I am lonely and I feel broken. I am aching for you… you who don’t give a damn about my feelings. I have been sleepless for so many nights now because I can’t stop thinking about you. I keep waiting for you, believing that maybe, if I keep trying to reach out to you, and hoping that you would feel something for me too, you actually would.
But so far, all we have are words that aren’t turned into actions. Yes. I know you liked me, but that was it. Nothing else. We’re not together. We’re not even friends, I guess, because when you’re friends with someone, you don’t make that person feel ignored and alone.
I feel so alone and exhausted. I hope to be able to sleep early in the evening without feeling lonely and not thinking of anyone. I hope to be able to wake up happy and content in the morning, and not having to think of you. I hope to be able to just focus on loving and respecting myself. But again, these are all just hopes, and for the longest time, all my hopes have apparently been going down the drain for so many times.
I am extremely blue, but I have been trying my best to stay happy. I have been pretending to be brave and strong for the people I love. I do it to be able to inspire and remind everyone that there’s more to life than feeling constantly down. While it does great things to other people, it doesn’t cause me anything but constant emptiness. People think I am happy, so they never bother to ask how I am.
And so, I have decided to start expressing how I truly feel and stop faking it. I am sad, lonely, broken, jaded, and empty. My feelings are all over the place. I am so messed up. All because I let myself fall for someone who isn’t ready to reciprocate. I am hurting and bleeding inside. It hurts that I can’t demand anything from you since we’re not really committed to each other. And it hurts that I can’t tell you that I am already in love with you, because you would never believe it.
I feel like my heart is a black hole, yet I am so scared of falling. I don’t just easily fall for anyone, and I would rather prefer having people to fall for me instead. I would even rather fall for someone like me. But I guess we can never stop gravity from pulling us closer to each other.

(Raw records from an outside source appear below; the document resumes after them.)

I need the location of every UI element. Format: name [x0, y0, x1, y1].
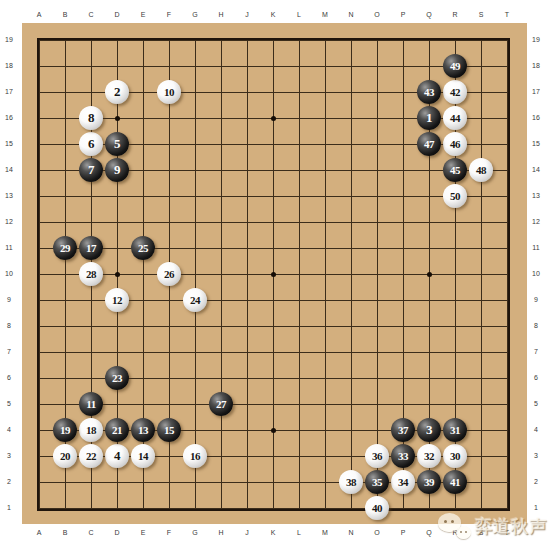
- black-stone-E11-move-25[interactable]: 25: [131, 236, 155, 260]
- black-stone-D14-move-9[interactable]: 9: [105, 158, 129, 182]
- move-number: 4: [114, 448, 120, 464]
- watermark: 弈道秋声: [436, 511, 547, 541]
- right-coord-17: 17: [528, 88, 544, 96]
- black-stone-Q17-move-43[interactable]: 43: [417, 80, 441, 104]
- top-coord-J: J: [239, 11, 255, 19]
- top-coord-L: L: [291, 11, 307, 19]
- white-stone-O3-move-36[interactable]: 36: [365, 444, 389, 468]
- move-number: 17: [86, 242, 96, 254]
- left-coord-14: 14: [1, 166, 17, 174]
- left-coord-1: 1: [1, 504, 17, 512]
- black-stone-O2-move-35[interactable]: 35: [365, 470, 389, 494]
- white-stone-D17-move-2[interactable]: 2: [105, 80, 129, 104]
- bottom-coord-P: P: [395, 529, 411, 537]
- bottom-coord-G: G: [187, 529, 203, 537]
- white-stone-S14-move-48[interactable]: 48: [469, 158, 493, 182]
- black-stone-P4-move-37[interactable]: 37: [391, 418, 415, 442]
- move-number: 47: [424, 138, 434, 150]
- right-coord-9: 9: [528, 296, 544, 304]
- stones-layer: 1234567891011121314151617181920212223242…: [26, 27, 520, 521]
- white-stone-R15-move-46[interactable]: 46: [443, 132, 467, 156]
- black-stone-F4-move-15[interactable]: 15: [157, 418, 181, 442]
- left-coord-5: 5: [1, 400, 17, 408]
- watermark-text: 弈道秋声: [475, 515, 547, 538]
- move-number: 13: [138, 424, 148, 436]
- white-stone-C10-move-28[interactable]: 28: [79, 262, 103, 286]
- right-coord-2: 2: [528, 478, 544, 486]
- move-number: 50: [450, 190, 460, 202]
- white-stone-C3-move-22[interactable]: 22: [79, 444, 103, 468]
- move-number: 43: [424, 86, 434, 98]
- white-stone-C15-move-6[interactable]: 6: [79, 132, 103, 156]
- black-stone-D4-move-21[interactable]: 21: [105, 418, 129, 442]
- black-stone-C11-move-17[interactable]: 17: [79, 236, 103, 260]
- move-number: 24: [190, 294, 200, 306]
- right-coord-18: 18: [528, 62, 544, 70]
- white-stone-C16-move-8[interactable]: 8: [79, 106, 103, 130]
- white-stone-E3-move-14[interactable]: 14: [131, 444, 155, 468]
- right-coord-10: 10: [528, 270, 544, 278]
- top-coord-G: G: [187, 11, 203, 19]
- white-stone-C4-move-18[interactable]: 18: [79, 418, 103, 442]
- move-number: 3: [426, 422, 432, 438]
- move-number: 23: [112, 372, 122, 384]
- black-stone-D15-move-5[interactable]: 5: [105, 132, 129, 156]
- move-number: 20: [60, 450, 70, 462]
- black-stone-R18-move-49[interactable]: 49: [443, 54, 467, 78]
- right-coord-6: 6: [528, 374, 544, 382]
- move-number: 39: [424, 476, 434, 488]
- left-coord-2: 2: [1, 478, 17, 486]
- bottom-coord-Q: Q: [421, 529, 437, 537]
- bottom-coord-N: N: [343, 529, 359, 537]
- right-coord-7: 7: [528, 348, 544, 356]
- white-stone-R17-move-42[interactable]: 42: [443, 80, 467, 104]
- black-stone-D6-move-23[interactable]: 23: [105, 366, 129, 390]
- white-stone-F17-move-10[interactable]: 10: [157, 80, 181, 104]
- right-coord-14: 14: [528, 166, 544, 174]
- bottom-coord-H: H: [213, 529, 229, 537]
- top-coord-S: S: [473, 11, 489, 19]
- white-stone-G3-move-16[interactable]: 16: [183, 444, 207, 468]
- right-coord-3: 3: [528, 452, 544, 460]
- black-stone-Q4-move-3[interactable]: 3: [417, 418, 441, 442]
- white-stone-G9-move-24[interactable]: 24: [183, 288, 207, 312]
- right-coord-15: 15: [528, 140, 544, 148]
- white-stone-R3-move-30[interactable]: 30: [443, 444, 467, 468]
- bottom-coord-F: F: [161, 529, 177, 537]
- bottom-coord-L: L: [291, 529, 307, 537]
- black-stone-H5-move-27[interactable]: 27: [209, 392, 233, 416]
- left-coord-11: 11: [1, 244, 17, 252]
- move-number: 28: [86, 268, 96, 280]
- move-number: 1: [426, 110, 432, 126]
- right-coord-16: 16: [528, 114, 544, 122]
- move-number: 5: [114, 136, 120, 152]
- move-number: 38: [346, 476, 356, 488]
- top-coord-T: T: [499, 11, 515, 19]
- black-stone-E4-move-13[interactable]: 13: [131, 418, 155, 442]
- top-coord-P: P: [395, 11, 411, 19]
- move-number: 34: [398, 476, 408, 488]
- black-stone-Q2-move-39[interactable]: 39: [417, 470, 441, 494]
- right-coord-12: 12: [528, 218, 544, 226]
- top-coord-D: D: [109, 11, 125, 19]
- white-stone-R16-move-44[interactable]: 44: [443, 106, 467, 130]
- top-coord-E: E: [135, 11, 151, 19]
- move-number: 46: [450, 138, 460, 150]
- move-number: 11: [86, 398, 95, 410]
- move-number: 7: [88, 162, 94, 178]
- bottom-coord-E: E: [135, 529, 151, 537]
- white-stone-O1-move-40[interactable]: 40: [365, 496, 389, 520]
- left-coord-18: 18: [1, 62, 17, 70]
- black-stone-Q15-move-47[interactable]: 47: [417, 132, 441, 156]
- top-coord-M: M: [317, 11, 333, 19]
- move-number: 27: [216, 398, 226, 410]
- move-number: 49: [450, 60, 460, 72]
- left-coord-19: 19: [1, 36, 17, 44]
- white-stone-B3-move-20[interactable]: 20: [53, 444, 77, 468]
- move-number: 6: [88, 136, 94, 152]
- black-stone-Q16-move-1[interactable]: 1: [417, 106, 441, 130]
- move-number: 35: [372, 476, 382, 488]
- top-coord-R: R: [447, 11, 463, 19]
- right-coord-13: 13: [528, 192, 544, 200]
- left-coord-15: 15: [1, 140, 17, 148]
- black-stone-B4-move-19[interactable]: 19: [53, 418, 77, 442]
- move-number: 26: [164, 268, 174, 280]
- top-coord-N: N: [343, 11, 359, 19]
- white-stone-R13-move-50[interactable]: 50: [443, 184, 467, 208]
- go-diagram-page: AABBCCDDEEFFGGHHJJKKLLMMNNOOPPQQRRSSTT19…: [0, 0, 550, 550]
- bottom-coord-C: C: [83, 529, 99, 537]
- black-stone-P3-move-33[interactable]: 33: [391, 444, 415, 468]
- move-number: 14: [138, 450, 148, 462]
- right-coord-11: 11: [528, 244, 544, 252]
- right-coord-4: 4: [528, 426, 544, 434]
- move-number: 8: [88, 110, 94, 126]
- left-coord-6: 6: [1, 374, 17, 382]
- move-number: 12: [112, 294, 122, 306]
- left-coord-8: 8: [1, 322, 17, 330]
- move-number: 31: [450, 424, 460, 436]
- move-number: 22: [86, 450, 96, 462]
- top-coord-B: B: [57, 11, 73, 19]
- white-stone-D3-move-4[interactable]: 4: [105, 444, 129, 468]
- left-coord-7: 7: [1, 348, 17, 356]
- white-stone-D9-move-12[interactable]: 12: [105, 288, 129, 312]
- move-number: 15: [164, 424, 174, 436]
- move-number: 18: [86, 424, 96, 436]
- move-number: 40: [372, 502, 382, 514]
- white-stone-F10-move-26[interactable]: 26: [157, 262, 181, 286]
- bottom-coord-K: K: [265, 529, 281, 537]
- black-stone-R4-move-31[interactable]: 31: [443, 418, 467, 442]
- black-stone-R2-move-41[interactable]: 41: [443, 470, 467, 494]
- move-number: 48: [476, 164, 486, 176]
- white-stone-N2-move-38[interactable]: 38: [339, 470, 363, 494]
- right-coord-8: 8: [528, 322, 544, 330]
- top-coord-C: C: [83, 11, 99, 19]
- left-coord-3: 3: [1, 452, 17, 460]
- top-coord-O: O: [369, 11, 385, 19]
- top-coord-F: F: [161, 11, 177, 19]
- left-coord-4: 4: [1, 426, 17, 434]
- move-number: 16: [190, 450, 200, 462]
- move-number: 36: [372, 450, 382, 462]
- move-number: 10: [164, 86, 174, 98]
- bottom-coord-B: B: [57, 529, 73, 537]
- move-number: 42: [450, 86, 460, 98]
- left-coord-16: 16: [1, 114, 17, 122]
- bottom-coord-J: J: [239, 529, 255, 537]
- left-coord-12: 12: [1, 218, 17, 226]
- move-number: 44: [450, 112, 460, 124]
- bottom-coord-A: A: [31, 529, 47, 537]
- move-number: 25: [138, 242, 148, 254]
- move-number: 32: [424, 450, 434, 462]
- right-coord-19: 19: [528, 36, 544, 44]
- move-number: 29: [60, 242, 70, 254]
- white-stone-P2-move-34[interactable]: 34: [391, 470, 415, 494]
- white-stone-Q3-move-32[interactable]: 32: [417, 444, 441, 468]
- top-coord-Q: Q: [421, 11, 437, 19]
- bottom-coord-M: M: [317, 529, 333, 537]
- bottom-coord-D: D: [109, 529, 125, 537]
- move-number: 37: [398, 424, 408, 436]
- black-stone-R14-move-45[interactable]: 45: [443, 158, 467, 182]
- left-coord-10: 10: [1, 270, 17, 278]
- top-coord-H: H: [213, 11, 229, 19]
- move-number: 19: [60, 424, 70, 436]
- move-number: 41: [450, 476, 460, 488]
- left-coord-13: 13: [1, 192, 17, 200]
- move-number: 2: [114, 84, 120, 100]
- move-number: 21: [112, 424, 122, 436]
- move-number: 33: [398, 450, 408, 462]
- move-number: 9: [114, 162, 120, 178]
- black-stone-C14-move-7[interactable]: 7: [79, 158, 103, 182]
- wechat-bubble-small: [456, 526, 471, 539]
- top-coord-K: K: [265, 11, 281, 19]
- move-number: 45: [450, 164, 460, 176]
- wechat-icon: [436, 511, 474, 541]
- move-number: 30: [450, 450, 460, 462]
- black-stone-B11-move-29[interactable]: 29: [53, 236, 77, 260]
- left-coord-9: 9: [1, 296, 17, 304]
- top-coord-A: A: [31, 11, 47, 19]
- right-coord-5: 5: [528, 400, 544, 408]
- black-stone-C5-move-11[interactable]: 11: [79, 392, 103, 416]
- left-coord-17: 17: [1, 88, 17, 96]
- bottom-coord-O: O: [369, 529, 385, 537]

So when I found you, I instantly got pulled and attracted to you big time. My heart had easily fallen for you, and I don’t understand how and why. And although you were fast enough to escape from it, I don’t think it can ever escape you.
I have cried so much tonight. I have just let out all the pain that has been lurking inside my heart for a long time, and I feel so empty. I am going to stop now. My heart will always be a black hole. You will never see it.